The government of Singapore asked local writers if they would agree to have large language model AIs train on their works.

"No."

When the Singaporean government asked local writers if they would agree to having their work used to train a large language model, it probably did not expect the country’s tiny literary community to react so fiercely.

An email sent late in March said that the National Multimodal LLM Programme (NMLP) aimed to address the bias of existing LLMs that have “disproportionately large influences” from Western societies. Singapore’s own LLM, trained on material produced locally, would have more accurate references to the nation’s history, colloquialisms, and culture and train on widely spoken languages, such as Malay, Mandarin, and Tamil, it said.

However, writers such as Gwee Li Sui, one of the city’s best-known literary figures, are not convinced.
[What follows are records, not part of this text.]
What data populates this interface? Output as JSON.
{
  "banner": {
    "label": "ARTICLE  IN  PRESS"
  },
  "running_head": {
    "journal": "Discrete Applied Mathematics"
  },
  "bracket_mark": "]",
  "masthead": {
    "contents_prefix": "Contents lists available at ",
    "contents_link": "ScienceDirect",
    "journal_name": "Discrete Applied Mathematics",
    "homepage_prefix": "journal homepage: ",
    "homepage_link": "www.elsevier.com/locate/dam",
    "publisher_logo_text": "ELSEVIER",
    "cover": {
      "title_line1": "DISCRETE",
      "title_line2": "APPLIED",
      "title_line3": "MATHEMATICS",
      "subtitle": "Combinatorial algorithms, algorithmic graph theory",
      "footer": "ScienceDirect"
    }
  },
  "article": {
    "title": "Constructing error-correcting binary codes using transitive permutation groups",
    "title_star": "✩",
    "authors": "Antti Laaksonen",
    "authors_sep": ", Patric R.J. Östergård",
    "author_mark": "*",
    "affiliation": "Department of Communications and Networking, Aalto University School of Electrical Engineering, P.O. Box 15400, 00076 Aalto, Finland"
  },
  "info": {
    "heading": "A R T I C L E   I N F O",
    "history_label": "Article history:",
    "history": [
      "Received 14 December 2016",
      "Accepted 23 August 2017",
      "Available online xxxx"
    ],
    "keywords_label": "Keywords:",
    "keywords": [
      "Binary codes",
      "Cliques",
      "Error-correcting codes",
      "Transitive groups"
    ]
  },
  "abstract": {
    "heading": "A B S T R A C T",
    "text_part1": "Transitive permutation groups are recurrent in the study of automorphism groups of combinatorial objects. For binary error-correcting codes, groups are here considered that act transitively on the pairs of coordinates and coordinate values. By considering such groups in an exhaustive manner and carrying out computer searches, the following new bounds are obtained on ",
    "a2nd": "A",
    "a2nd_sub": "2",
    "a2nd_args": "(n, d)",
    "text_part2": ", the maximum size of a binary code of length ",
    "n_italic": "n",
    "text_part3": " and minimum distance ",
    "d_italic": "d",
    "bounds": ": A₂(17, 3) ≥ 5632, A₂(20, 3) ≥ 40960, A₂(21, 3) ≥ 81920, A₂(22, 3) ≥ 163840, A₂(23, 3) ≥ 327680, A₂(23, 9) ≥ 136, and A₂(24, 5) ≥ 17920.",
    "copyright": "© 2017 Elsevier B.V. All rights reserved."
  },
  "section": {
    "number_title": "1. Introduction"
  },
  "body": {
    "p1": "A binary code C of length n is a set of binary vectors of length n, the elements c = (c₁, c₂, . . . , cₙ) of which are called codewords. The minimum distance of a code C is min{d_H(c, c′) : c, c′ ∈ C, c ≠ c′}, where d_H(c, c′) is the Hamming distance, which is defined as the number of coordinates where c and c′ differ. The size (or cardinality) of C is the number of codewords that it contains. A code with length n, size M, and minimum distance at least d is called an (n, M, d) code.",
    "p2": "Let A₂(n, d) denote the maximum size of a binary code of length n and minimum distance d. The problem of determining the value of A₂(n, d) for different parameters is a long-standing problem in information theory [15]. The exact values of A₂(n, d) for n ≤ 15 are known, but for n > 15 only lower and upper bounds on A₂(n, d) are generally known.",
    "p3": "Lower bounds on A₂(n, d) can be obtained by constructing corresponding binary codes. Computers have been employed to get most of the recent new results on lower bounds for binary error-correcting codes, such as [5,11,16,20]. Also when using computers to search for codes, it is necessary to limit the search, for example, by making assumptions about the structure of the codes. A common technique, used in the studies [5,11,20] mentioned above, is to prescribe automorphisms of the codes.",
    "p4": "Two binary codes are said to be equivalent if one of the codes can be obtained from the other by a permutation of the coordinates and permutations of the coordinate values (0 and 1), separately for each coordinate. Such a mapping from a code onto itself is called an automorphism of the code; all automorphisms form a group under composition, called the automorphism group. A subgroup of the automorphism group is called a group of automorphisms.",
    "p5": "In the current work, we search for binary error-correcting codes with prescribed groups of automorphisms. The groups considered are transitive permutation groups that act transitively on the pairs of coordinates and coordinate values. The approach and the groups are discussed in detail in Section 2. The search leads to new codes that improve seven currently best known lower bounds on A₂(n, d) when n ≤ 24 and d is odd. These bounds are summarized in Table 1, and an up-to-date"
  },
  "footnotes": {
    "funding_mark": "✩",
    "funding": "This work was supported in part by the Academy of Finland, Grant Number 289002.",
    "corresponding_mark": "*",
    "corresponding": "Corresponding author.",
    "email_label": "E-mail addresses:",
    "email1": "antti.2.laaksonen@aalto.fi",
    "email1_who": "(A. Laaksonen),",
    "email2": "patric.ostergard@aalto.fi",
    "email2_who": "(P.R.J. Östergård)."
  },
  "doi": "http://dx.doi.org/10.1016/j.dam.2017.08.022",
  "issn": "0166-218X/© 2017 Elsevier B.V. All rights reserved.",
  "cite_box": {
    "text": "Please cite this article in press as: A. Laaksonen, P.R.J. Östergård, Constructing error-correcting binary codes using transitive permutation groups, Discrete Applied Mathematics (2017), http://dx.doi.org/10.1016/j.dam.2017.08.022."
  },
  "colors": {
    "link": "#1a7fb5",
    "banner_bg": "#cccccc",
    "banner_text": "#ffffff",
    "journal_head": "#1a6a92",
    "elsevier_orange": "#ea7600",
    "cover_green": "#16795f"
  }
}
“The stages of planning [for the LLM] before writers are even considered as worth consulting do not inspire confidence that my interest will be a priority,” Gwee, author of more than a dozen books, told Rest of World. There is also little clarity on how the works would be protected from being used “for purposes other than what is now claimed as public service towards cultural representation,” he said.

(Via restofworld.org.)

Science fiction writers have long kept readers ahead of technology, even by generations. In his 1943 short story Q.U.R., Anthony Boucher describes how royalties should be paid to the subjects of machine learning:

"I got one of those new electronic cameras - you know, one thousand exposures per second... So we took pictures of Guzub making a Three Planets, and I could construct this one to do it exactly right down to the thousandth of a second. The proper proportion of vuzd, in case you're interested, works out to three-point-six-five-four-seven eight-two-three drops. It's done with a flip of the third joint of the tentacle on the down beat. It didn't seem right to use Guzub to make a robot that would compete with him and probably drive him out of business, so we've promised him a generous pension from the royalties on usuform barkeeps."